Friday, January 26, 2018

Book Review: Railways of New Brunswick

Railways of New Brunswick
by Dan Soucoup
I've wanted to read Dan Soucoup's Railways of New Brunswick for some time now.

As you may know, I lived in New Brunswick for many years and had a deep interest in the railroads of the province. For many years, the most authoritative book on the topic was the book (with the same name, Railways of New Brunswick) by David Nason. I was looking forward to another perspective on New Brunswick's rich railway history.

This book starts with a brief overview of the history of railways in New Brunswick, followed by a capsule summary of the major railways that existed prior to the great mergers into CN and CP and subsequent abandonments.

The majority of the book features a series of historic photos, each with about a page of text either explaining the photo or inspired by the photo. An example would be page 44, with a photo of the Intercolonial Railway station in Moncton around 1900. The text below it talks about the design and construction of the station.

Some of the photos are familiar to students of New Brunswick railway history, as most of the photos came from the Provincial Archives. For example, the photo at left (not from Soucoup's book, his reproduction is better) is an often-reproduced photo of a priest at the Bathurst train station.

The text under the photo in Soucoup's book talks about the criminal William Gagnier and a gunfight among the railway cars in the yard in 1914.

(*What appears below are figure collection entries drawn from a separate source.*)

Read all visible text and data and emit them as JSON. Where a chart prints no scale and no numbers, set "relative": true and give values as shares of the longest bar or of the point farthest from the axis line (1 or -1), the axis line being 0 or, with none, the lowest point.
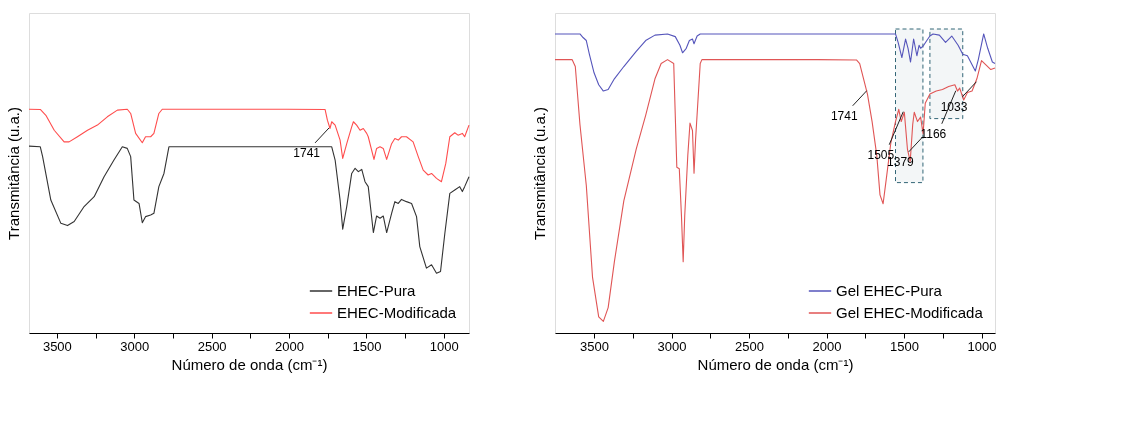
{
  "chart_data": [
    {
      "type": "line",
      "relative": true,
      "xlabel": "Número de onda (cm⁻¹)",
      "ylabel": "Transmitância (u.a.)",
      "xlim": [
        3680,
        837
      ],
      "xticks": [
        3500,
        {
          "value": 3250,
          "label": null
        },
        3000,
        {
          "value": 2750,
          "label": null
        },
        2500,
        {
          "value": 2250,
          "label": null
        },
        2000,
        {
          "value": 1750,
          "label": null
        },
        1500,
        {
          "value": 1250,
          "label": null
        },
        1000
      ],
      "tick_labels": "x",
      "legend": "bottom right",
      "grid": false,
      "series": [
        {
          "name": "EHEC-Pura",
          "color": "#333333",
          "x": [
            3680,
            3607,
            3592,
            3539,
            3474,
            3431,
            3388,
            3324,
            3259,
            3195,
            3131,
            3077,
            3045,
            3023,
            3002,
            2969,
            2948,
            2927,
            2894,
            2873,
            2841,
            2808,
            2776,
            2658,
            2014,
            1724,
            1702,
            1670,
            1653,
            1627,
            1595,
            1573,
            1552,
            1530,
            1509,
            1488,
            1455,
            1434,
            1412,
            1391,
            1369,
            1337,
            1316,
            1294,
            1273,
            1241,
            1208,
            1176,
            1155,
            1112,
            1079,
            1047,
            1021,
            993,
            961,
            929,
            897,
            880,
            865,
            837
          ],
          "values": [
            0.835,
            0.832,
            0.788,
            0.594,
            0.49,
            0.48,
            0.498,
            0.565,
            0.609,
            0.698,
            0.773,
            0.832,
            0.825,
            0.788,
            0.594,
            0.579,
            0.493,
            0.52,
            0.527,
            0.535,
            0.654,
            0.713,
            0.832,
            0.832,
            0.832,
            0.832,
            0.773,
            0.594,
            0.464,
            0.565,
            0.713,
            0.736,
            0.721,
            0.731,
            0.676,
            0.654,
            0.449,
            0.523,
            0.513,
            0.523,
            0.449,
            0.535,
            0.587,
            0.579,
            0.597,
            0.587,
            0.579,
            0.52,
            0.386,
            0.29,
            0.305,
            0.267,
            0.275,
            0.446,
            0.624,
            0.639,
            0.654,
            0.632,
            0.654,
            0.698
          ]
        },
        {
          "name": "EHEC-Modificada",
          "color": "#ff4d4d",
          "x": [
            3680,
            3607,
            3571,
            3517,
            3453,
            3421,
            3367,
            3302,
            3238,
            3174,
            3109,
            3045,
            3023,
            2991,
            2948,
            2927,
            2894,
            2873,
            2841,
            2819,
            2658,
            2014,
            1767,
            1752,
            1735,
            1724,
            1702,
            1670,
            1653,
            1627,
            1595,
            1584,
            1563,
            1541,
            1520,
            1498,
            1488,
            1451,
            1434,
            1412,
            1391,
            1369,
            1337,
            1316,
            1294,
            1273,
            1241,
            1198,
            1165,
            1133,
            1101,
            1079,
            1047,
            1015,
            987,
            961,
            929,
            908,
            880,
            865,
            837
          ],
          "values": [
            1.0,
            0.999,
            0.973,
            0.906,
            0.854,
            0.854,
            0.877,
            0.906,
            0.929,
            0.966,
            0.996,
            1.0,
            0.981,
            0.892,
            0.85,
            0.877,
            0.877,
            0.892,
            0.981,
            1.0,
            1.0,
            1.0,
            0.999,
            0.951,
            0.914,
            0.944,
            0.929,
            0.862,
            0.78,
            0.846,
            0.921,
            0.944,
            0.929,
            0.906,
            0.914,
            0.892,
            0.877,
            0.776,
            0.825,
            0.832,
            0.825,
            0.776,
            0.846,
            0.869,
            0.862,
            0.877,
            0.877,
            0.854,
            0.788,
            0.728,
            0.706,
            0.713,
            0.691,
            0.676,
            0.758,
            0.877,
            0.895,
            0.884,
            0.892,
            0.877,
            0.929
          ]
        }
      ],
      "annotations": [
        {
          "text": "1741",
          "x": 1741,
          "y": 0.93
        }
      ]
    },
    {
      "type": "line",
      "relative": true,
      "xlabel": "Número de onda (cm⁻¹)",
      "ylabel": "Transmitância (u.a.)",
      "xlim": [
        3752,
        913
      ],
      "xticks": [
        3500,
        {
          "value": 3250,
          "label": null
        },
        3000,
        {
          "value": 2750,
          "label": null
        },
        2500,
        {
          "value": 2250,
          "label": null
        },
        2000,
        {
          "value": 1750,
          "label": null
        },
        1500,
        {
          "value": 1250,
          "label": null
        },
        1000
      ],
      "tick_labels": "x",
      "legend": "bottom right",
      "grid": false,
      "series": [
        {
          "name": "Gel EHEC-Pura",
          "color": "#5555bb",
          "x": [
            3752,
            3591,
            3571,
            3550,
            3530,
            3500,
            3470,
            3440,
            3409,
            3369,
            3308,
            3228,
            3167,
            3107,
            3026,
            2976,
            2946,
            2929,
            2905,
            2885,
            2865,
            2855,
            2835,
            2815,
            2663,
            2059,
            1555,
            1538,
            1514,
            1490,
            1474,
            1458,
            1438,
            1417,
            1403,
            1393,
            1373,
            1353,
            1333,
            1313,
            1272,
            1232,
            1192,
            1151,
            1121,
            1091,
            1040,
            1020,
            986,
            960,
            930,
            913
          ],
          "values": [
            1.0,
            1.0,
            0.988,
            0.978,
            0.932,
            0.87,
            0.83,
            0.809,
            0.814,
            0.85,
            0.891,
            0.942,
            0.978,
            0.996,
            1.0,
            0.991,
            0.962,
            0.937,
            0.952,
            0.978,
            0.983,
            0.967,
            0.993,
            1.0,
            1.0,
            1.0,
            1.0,
            0.972,
            0.921,
            0.983,
            0.952,
            0.906,
            0.983,
            0.927,
            0.962,
            0.952,
            0.962,
            0.978,
            0.993,
            1.0,
            0.996,
            0.972,
            0.993,
            0.962,
            0.932,
            0.927,
            0.876,
            0.916,
            1.0,
            0.952,
            0.906,
            0.901
          ]
        },
        {
          "name": "Gel EHEC-Modificada",
          "color": "#e05555",
          "x": [
            3752,
            3641,
            3621,
            3591,
            3550,
            3510,
            3470,
            3440,
            3409,
            3369,
            3308,
            3228,
            3167,
            3107,
            3067,
            3026,
            2986,
            2966,
            2950,
            2936,
            2925,
            2915,
            2895,
            2881,
            2865,
            2855,
            2845,
            2815,
            2804,
            2663,
            2059,
            1807,
            1786,
            1766,
            1736,
            1706,
            1676,
            1655,
            1635,
            1615,
            1585,
            1555,
            1534,
            1518,
            1498,
            1478,
            1460,
            1444,
            1434,
            1413,
            1393,
            1377,
            1363,
            1333,
            1292,
            1252,
            1212,
            1172,
            1155,
            1141,
            1115,
            1091,
            1061,
            1030,
            1000,
            970,
            940,
            913
          ],
          "values": [
            0.914,
            0.914,
            0.891,
            0.697,
            0.493,
            0.187,
            0.054,
            0.039,
            0.085,
            0.238,
            0.442,
            0.615,
            0.728,
            0.85,
            0.901,
            0.914,
            0.901,
            0.554,
            0.549,
            0.391,
            0.238,
            0.391,
            0.595,
            0.702,
            0.677,
            0.534,
            0.646,
            0.901,
            0.914,
            0.914,
            0.914,
            0.913,
            0.901,
            0.86,
            0.799,
            0.707,
            0.595,
            0.462,
            0.432,
            0.513,
            0.636,
            0.707,
            0.748,
            0.707,
            0.738,
            0.615,
            0.574,
            0.697,
            0.738,
            0.707,
            0.722,
            0.666,
            0.768,
            0.799,
            0.809,
            0.814,
            0.824,
            0.83,
            0.809,
            0.819,
            0.779,
            0.804,
            0.809,
            0.85,
            0.911,
            0.896,
            0.881,
            0.886
          ]
        }
      ],
      "bands": [
        {
          "axis": "x",
          "from": 1555,
          "to": 1378,
          "color": "#336677"
        },
        {
          "axis": "x",
          "from": 1333,
          "to": 1121,
          "color": "#336677"
        }
      ],
      "annotations": [
        {
          "text": "1741",
          "x": 1741,
          "y": 0.82
        },
        {
          "text": "1505",
          "x": 1505,
          "y": 0.75
        },
        {
          "text": "1379",
          "x": 1379,
          "y": 0.666
        },
        {
          "text": "1166",
          "x": 1166,
          "y": 0.82
        },
        {
          "text": "1033",
          "x": 1033,
          "y": 0.85
        }
      ]
    }
  ]
}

The book is a good read but I wouldn't call it a scholarly work. The list of sources in the back shows a list of town history books like Historic St. Andrews by Ronald Rees, the excellent Cinders and Saltwater by Shirley Woods, and even Railways of New Brunswick by David Nason. So this book is built on secondary sources, which is fine for reading but it's not an academic history book.

I was very frustrated by the number of typographical errors in the book. This book needed an editor. There aren't any misspelled words; I'm sure it passed the spell checker but there are a lot of errors. A few examples might help illustrate this. On page 163 the author talks about the end of the Valley Railway due to the opening of the Mactaquac Dam in 1867.. it was opened in 1967. More egregious were sentences like this: "it wasn't so much that Nova Scotia won but that Britain got its' way" and a passage that meant to say "under siege" but read "under seize". Maybe most people wouldn't notice these, but my proofreader's eye picked quite a few out.

This book would have benefited from more maps. There is one historical map at the start of the book but there aren't any others. A few maps showing the major railways like the Intercolonial Railway and the New Brunswick Railway would have been beneficial.

I enjoyed reading this book for the most part. It's an easy read and the pictures are quite varied and interesting, with good illustrative text under them. The typos in the book were a distraction, but in general I would recommend this book as a good introduction to New Brunswick's great railway history.